Growing up in Kashmir, there was one incident that moved Ahmer Javed deeply. He did not remember exactly when it happened—he recalled that he was really young and his older brother was in high school. There was a curfew at the time. During the permitted time period, his brother went out to buy milk. There were two military bunkers—now abandoned—near where they lived. His brother was stopped by members of the armed forces and asked where he was going. He told them he wanted to get milk, but they started questioning him further. “Tu hi chillata hai na, ‘azadi, azadi’”—You’re the one who keeps yelling “freedom, freedom,” right. He told the soldiers that they were mistaken—“I’ve never been out, I’m not about that life,” Javed said his brother told them. But the security personnel started beating him up. Javed’s family tried to intervene and a cousin of theirs stood in front of his brother, but he was attacked as well. Eventually, the family managed to stop the assault.
Javed was at home in the bathroom when his family got to know what was happening. “I came out, and I heard my mother cry,” he told me. “She was in the lobby; she sat down and she was crying … she was like, ‘They’re going to kill him.’ My legs were quivering. I went back to the washroom and I locked myself in. I couldn’t see that.” He only stepped out of the bathroom once he learnt that his brother was safe. He did not blame the armed forces in the area. “It’s just the kind of conditions they’ve been put in,” he said. “They don’t want that life, they’re just following orders. I know who’s controlling them.” Yet, the incident has stayed with him.

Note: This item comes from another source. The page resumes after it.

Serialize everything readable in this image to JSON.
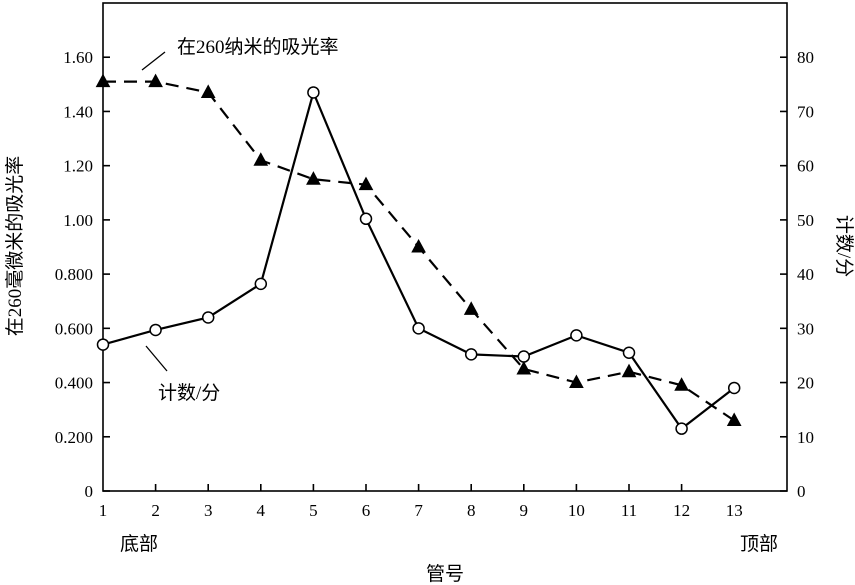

In early July this year, Javed, now a 24-year-old rapper, released his debut album, Little Kid, Big Dreams, in collaboration with Sajeel Kapoor, a Delhi-based producer who goes by the moniker Sez On The Beat, via the independent hip-hop label Azadi Records. The album is an eight-song hip-hop record about Javed’s experiences growing up in Srinagar and navigating the volatile political past and present of the region. We met, incidentally, on 5 August, just a few hours after the central government announced that it had scrapped the special status granted to Jammu and Kashmir under Article 370 of the Indian Constitution.